What's more, whilst you shouldn't make a habit of it, snakes can safely go a week or two without food, so if you run our unexpectedly you can order more without the worry that your precious snake will starve before it turns up.

You should take care to thoroughly thaw the food you remove from the freezer before feeding it to your snake(s) or ice crystals may still remain which can cause real problems for your snake.

I'm a busy person, and even I don't like the thought of an unthawed dead mouse sitting around in my kitchen so I have adopted a simple process.

I take the snake food I need and place it in a plastic bag before tying the top.

I tend to use the small, clear plastic bags available from supermarkets to put sandwiches and other food in to keep them fresh.

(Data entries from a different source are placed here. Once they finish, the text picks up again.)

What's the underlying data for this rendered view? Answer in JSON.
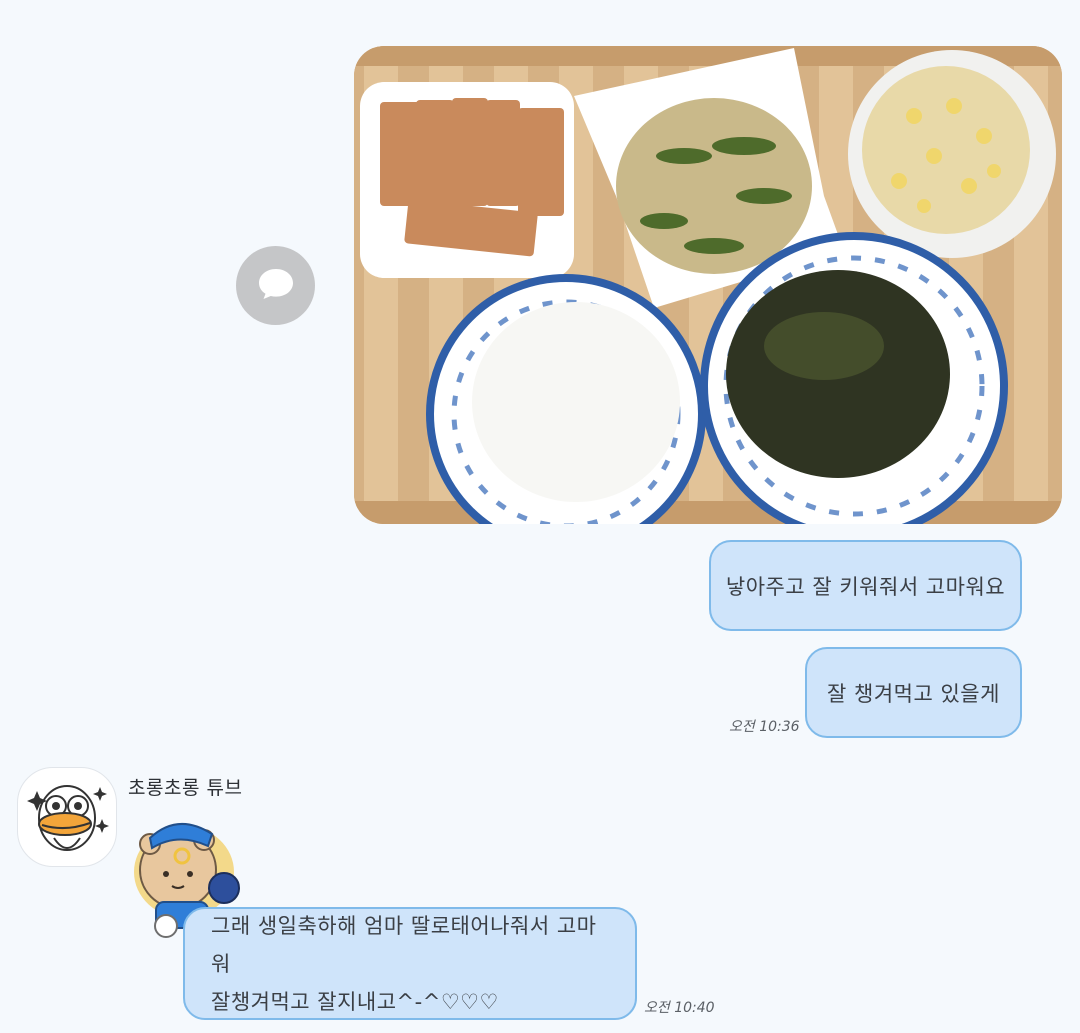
{
  "chat": {
    "outgoing": [
      {
        "text": "낳아주고 잘 키워줘서 고마워요"
      },
      {
        "text": "잘 챙겨먹고 있을게"
      }
    ],
    "outgoing_time": "오전 10:36",
    "incoming": {
      "sender_name": "초롱초롱 튜브",
      "message_line1": "그래 생일축하해 엄마 딸로태어나줘서 고마워",
      "message_line2": "잘챙겨먹고 잘지내고^-^♡♡♡",
      "time": "오전 10:40"
    }
  },
  "icons": {
    "share": "speech-bubble-icon",
    "avatar": "duck-avatar-icon",
    "sticker": "bear-baseball-sticker"
  },
  "colors": {
    "background": "#f5f9fd",
    "bubble_fill": "#cfe4fa",
    "bubble_border": "#7fbaea",
    "share_button": "#c5c6c8"
  }
}
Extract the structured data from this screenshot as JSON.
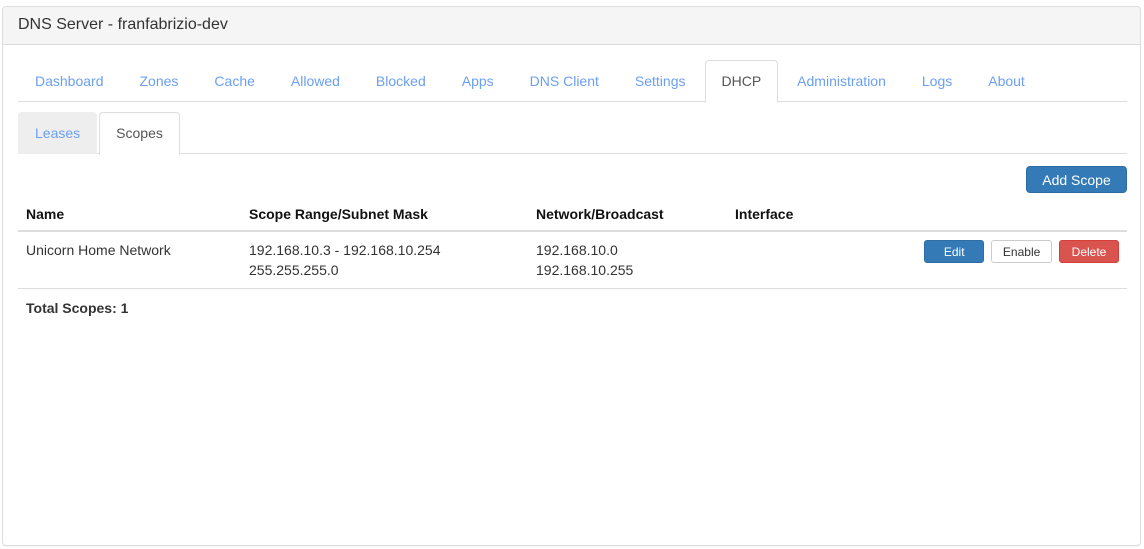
{
  "header": {
    "title": "DNS Server - franfabrizio-dev"
  },
  "main_tabs": [
    {
      "label": "Dashboard",
      "active": false
    },
    {
      "label": "Zones",
      "active": false
    },
    {
      "label": "Cache",
      "active": false
    },
    {
      "label": "Allowed",
      "active": false
    },
    {
      "label": "Blocked",
      "active": false
    },
    {
      "label": "Apps",
      "active": false
    },
    {
      "label": "DNS Client",
      "active": false
    },
    {
      "label": "Settings",
      "active": false
    },
    {
      "label": "DHCP",
      "active": true
    },
    {
      "label": "Administration",
      "active": false
    },
    {
      "label": "Logs",
      "active": false
    },
    {
      "label": "About",
      "active": false
    }
  ],
  "sub_tabs": [
    {
      "label": "Leases",
      "active": false
    },
    {
      "label": "Scopes",
      "active": true
    }
  ],
  "toolbar": {
    "add_scope_label": "Add Scope"
  },
  "table": {
    "columns": [
      "Name",
      "Scope Range/Subnet Mask",
      "Network/Broadcast",
      "Interface",
      ""
    ],
    "rows": [
      {
        "name": "Unicorn Home Network",
        "range": "192.168.10.3 - 192.168.10.254",
        "subnet_mask": "255.255.255.0",
        "network": "192.168.10.0",
        "broadcast": "192.168.10.255",
        "interface": "",
        "actions": {
          "edit": "Edit",
          "enable": "Enable",
          "delete": "Delete"
        }
      }
    ],
    "footer": "Total Scopes: 1"
  },
  "colors": {
    "primary": "#337ab7",
    "danger": "#d9534f",
    "link": "#6b9ff0",
    "heading_bg": "#f5f5f5"
  }
}
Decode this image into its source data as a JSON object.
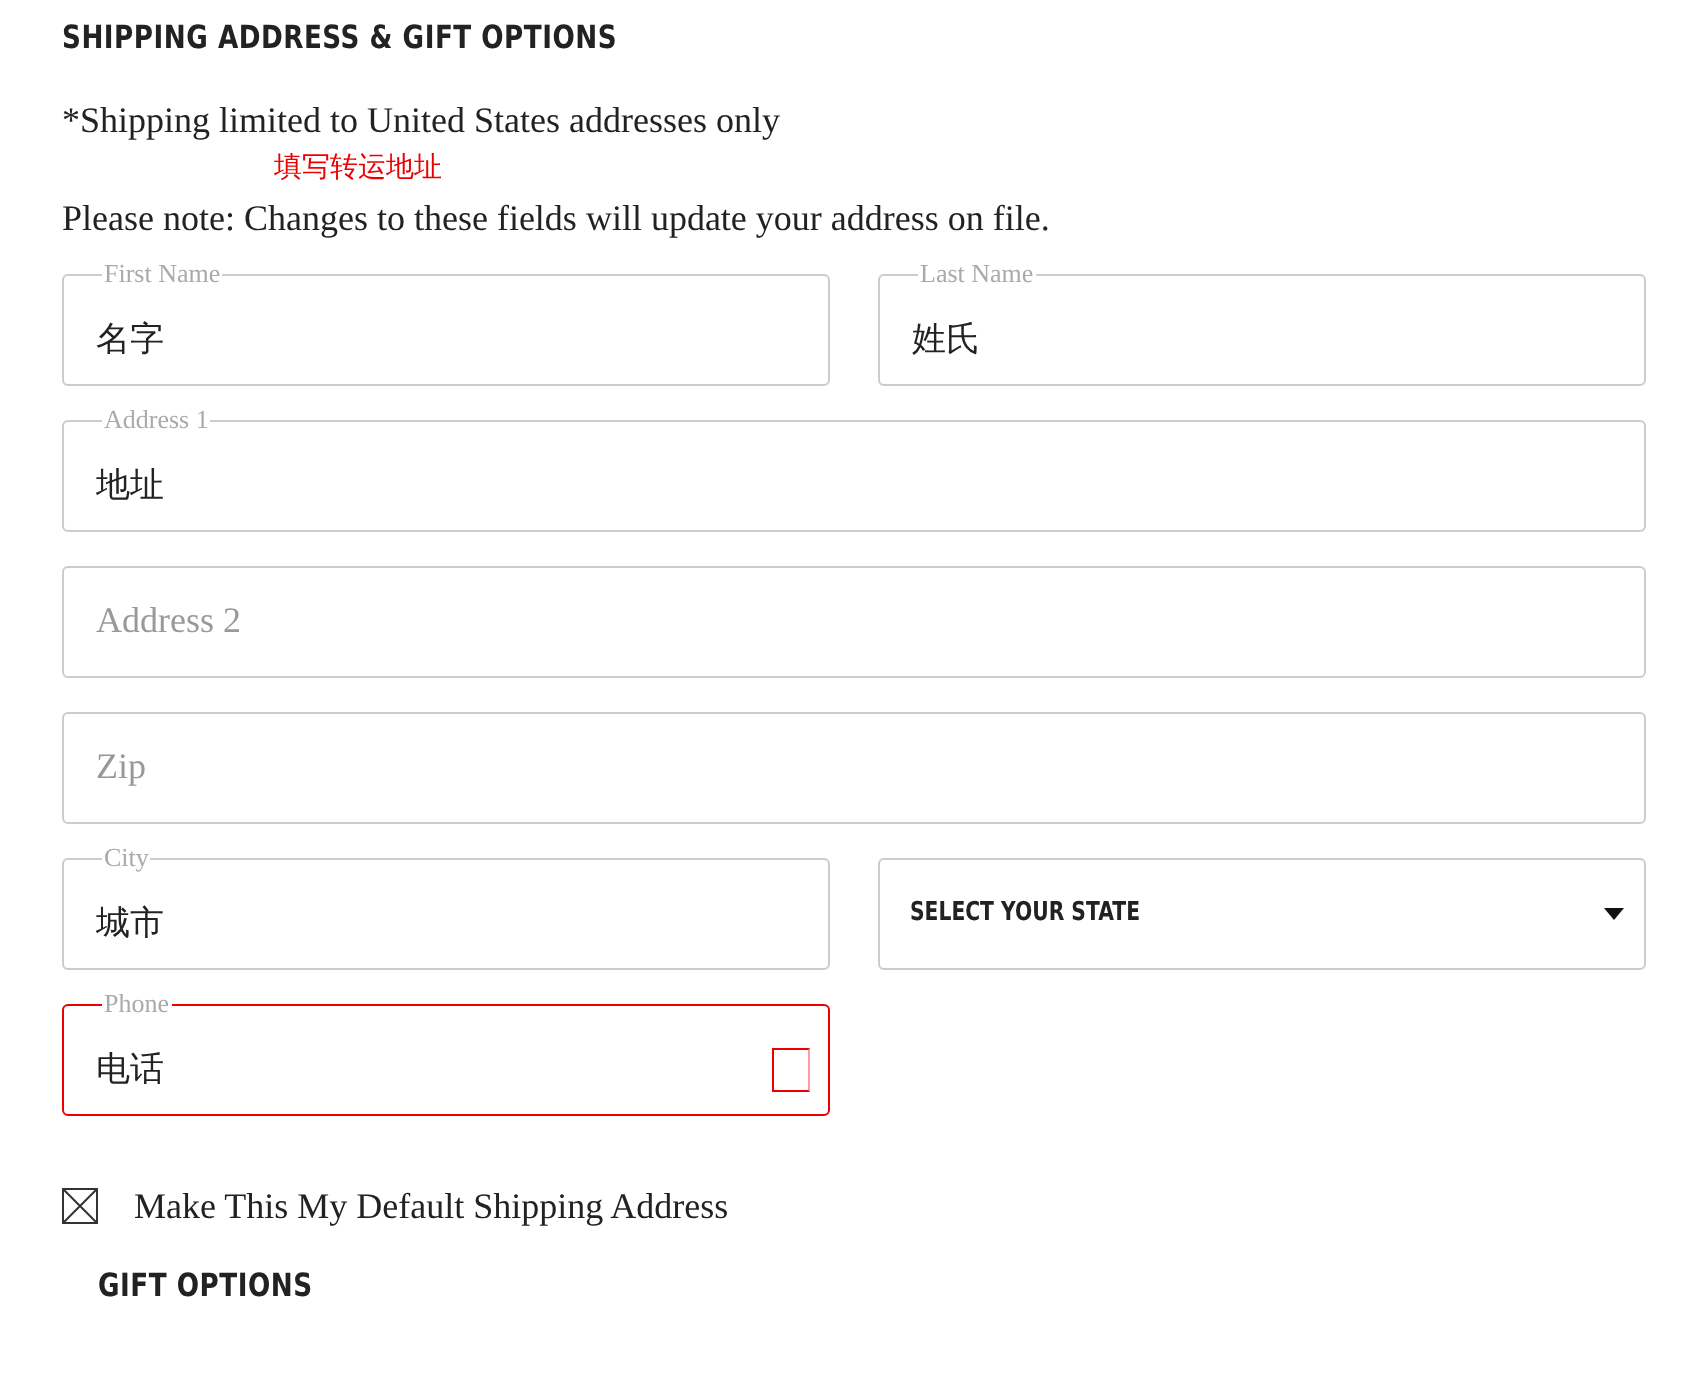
{
  "heading": "SHIPPING ADDRESS & GIFT OPTIONS",
  "notice": "*Shipping limited to United States addresses only",
  "annotation": "填写转运地址",
  "note": "Please note: Changes to these fields will update your address on file.",
  "rows": [
    [
      {
        "kind": "text",
        "label": "First Name",
        "value": "名字",
        "error": false
      },
      {
        "kind": "text",
        "label": "Last Name",
        "value": "姓氏",
        "error": false
      }
    ],
    [
      {
        "kind": "text",
        "label": "Address 1",
        "value": "地址",
        "error": false
      }
    ],
    [
      {
        "kind": "text",
        "placeholder": "Address 2",
        "error": false
      }
    ],
    [
      {
        "kind": "text",
        "placeholder": "Zip",
        "error": false
      }
    ],
    [
      {
        "kind": "text",
        "label": "City",
        "value": "城市",
        "error": false
      },
      {
        "kind": "select",
        "placeholder": "SELECT YOUR STATE"
      }
    ],
    [
      {
        "kind": "text",
        "label": "Phone",
        "value": "电话",
        "error": true
      },
      {
        "kind": "empty"
      }
    ]
  ],
  "default_address": {
    "label": "Make This My Default Shipping Address",
    "checked": true
  },
  "gift_heading": "GIFT OPTIONS"
}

I then drop this bag into a container - such as an old icecream tub - of hot (not boiling) water.

Within 30-60 minutes the food is not only unfrozen but is actually warm from the water.

I then untie the bag and feed the snakes straight away - while the food is still warm.

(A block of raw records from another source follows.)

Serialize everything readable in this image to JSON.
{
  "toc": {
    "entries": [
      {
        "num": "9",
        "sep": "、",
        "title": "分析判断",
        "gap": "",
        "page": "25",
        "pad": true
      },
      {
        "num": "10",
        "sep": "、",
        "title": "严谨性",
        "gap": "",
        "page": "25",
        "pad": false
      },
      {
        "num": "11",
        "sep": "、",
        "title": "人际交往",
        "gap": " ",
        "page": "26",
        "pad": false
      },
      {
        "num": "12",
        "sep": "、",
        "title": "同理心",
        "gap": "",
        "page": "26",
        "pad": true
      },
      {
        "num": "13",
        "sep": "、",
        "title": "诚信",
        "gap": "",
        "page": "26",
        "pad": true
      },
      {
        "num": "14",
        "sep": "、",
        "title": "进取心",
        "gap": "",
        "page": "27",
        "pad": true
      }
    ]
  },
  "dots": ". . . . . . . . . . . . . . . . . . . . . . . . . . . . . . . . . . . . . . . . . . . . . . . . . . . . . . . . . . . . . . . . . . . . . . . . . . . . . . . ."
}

This means I don't waste hours waiting for the food to defrost, and the fact that it is warm when I feed it makes it all the more attractive to the snakes too.

But lets have a closer look at some other snake food topics:

Frozen Snake Food

As already discussed most snake food is bought frozen - and once defrosted should not be refrozen for the safety of your snake.

That means that if you have some distance to travel - such as if you buy your frozen snake food from a pet store and have a long drive home - you should really either use a heat-excluding freezer bag as available from home stores or some supermarkets and/or buy in bulk.

A large bag of frozen snake food will take much longer to defrost than just one or two mice on their own.

After all, you know how long it takes to defrost a huge turkey at Thanksgiving, right?!

Try doing that an hour before you want to start cooking and you'll be sorely disappointed :-)

Depending on where you decide to buy you'll have a widely different selection of frozen food available to you, and at very different prices.

Sure, you could use a pet store , but my own preferred method is to purchase snake food direct from a specialist supplier that has the range and lack of overheads to really offer what you need at an affordable price.

For most of the common species described on this site, frozen mice of various sizes will be the staple diet - both easily sourced and perfectly nutritious.

However there are a range of other frozen snake food I have seen here in the UK - from day-old chicks to lizards, gerbils, hamsters, frozen rats , guinea pigs and rabbits.

Unless your snake is particularly large, or is refusing to eat though, I suggest you stay mainly to frozen mice.

Some specialist frozen snake foods are also available - such as for garter snakes - and look less "real" and more "processed" such as small cubes or suasages of meat.

Unless a breeder specifically recommends it, it is best to stick to those staples of the hobby rather than experiment with pieces of raw steak, burger or pork.

Other meats can be quite fatty, and do not contain the correct balances of nutrients for a species used to eating whole animals - bones, skin and all.

Snake Food - Frozen Rats

Forzen rats are generally only suitable food for larger species of snakes, though rats pups can be bought as an alternative to small frozen mice - as fed to large juvenile corn snakes, king snakes and the like.

Only the Indigo snake, bull snakes and a few of the larger king snake species are likely to grow large enough to really appreciate the larger rats though those that keep large pythons and boas will find them essential fodder.

Feeding numerous dead mice to a snake as large as a burmese python (for example) will soon get very expensive and time consuming.